Danny worked for two hours on the preparation of the remand file for Gilbert and Spencer. She wanted it to be exactly right and continually read and re-read it until she saw double and her head throbbed.

Finally she completed the front sheet, copied the file and pinned it all together.

She walked wearily to Henry’s office where he was still transcribing one of the interviews from tape to paper. A tedious task, usually carried out by a trained civvie. Unfortunately they didn’t work after five and urgent files don’t wait until the morning. He removed the headphones when Danny came in.

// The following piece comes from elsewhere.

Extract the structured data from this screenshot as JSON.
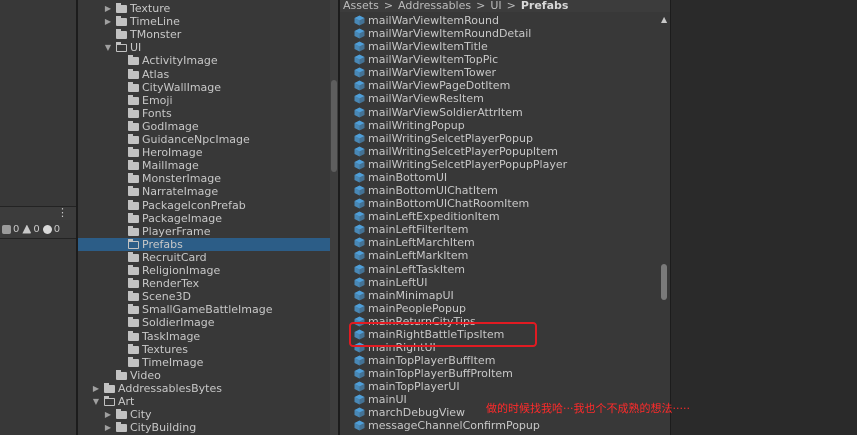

‘ Done,’ she said, and dropped the files onto his desk.

‘ Excellent.’

‘ Now I’m going to have a word with Grace, which I should have done yesterday.’

‘ Don’t spend too much time with her tonight, Danny. Just a quick hello, how are you, we’re still with you, then get yourself to bed. It’s been another long day.’

‘ Yeah, yeah, yeah,’ she said, leaving the office, giving Henry a tired wave over her shoulder. ‘See ya in the morning.’

She nipped into the CID office, commandeered the keys for one of the cars and five minutes later was heading north out of Blackpool.

St Jude’s was a former primary school, saved from certain demolition about twenty years before when an overflow problem at various juvenile detention centres and children’s homes saved it from the bulldozer. Little money had ever been spent on it and much of its refurbishment was merely cosmetic.

Danny parked in front of the building and went to the huge double doors. She rang the bell and heard it echoing somewhere inside. Footsteps drew nearer and the door was opened by a very formidable-looking woman. Danny knew this to be the matron, named, appropriately enough, Miss Steele.

Danny flashed her badge and introduced herself, already having phoned ahead in advance to warn of her arrival.

‘ She’s in room number four.’ Miss Steele answered Danny’s query and gave her directions.

‘ Is there just yourself on duty?’

‘ Aye, me and nine kids. Want me to take you down to her room?’

‘ I’ll find my own way, thanks. I’ll see you on the way out. Only be about ten minutes.’

‘ I’ll be in the office, just here.’ She pointed to a slightly open door.

Danny thanked her and walked down the corridor. She passed a common room, which she glanced into. Several young girls were lounging around, watching TV. Danny walked on, turned right down a hallway, off which were the private rooms. Grace’s room was the last on the right.

As she walked she felt a distinct chill from a draught blowing thinly down the corridor. At the far end she could see a fire door which was open, banging in the breeze. Danny thought it was unusual, but nothing more than that. She decided she would tell Miss Steele on the way out.

She stopped at Grace’s door and tapped. ‘Grace, it’s me, Danny Furness,’ she cooed. ‘I’ve come to see you.’ Her fingers wrapped around the handle, Danny pushed the door open.

Inside the room, the man sub-contracted by Maurice Stanway looked up. He had not quite finished the job and he forced the pillow down with all his weight onto Grace’s face and at the moment the door opened, she ceased squirming.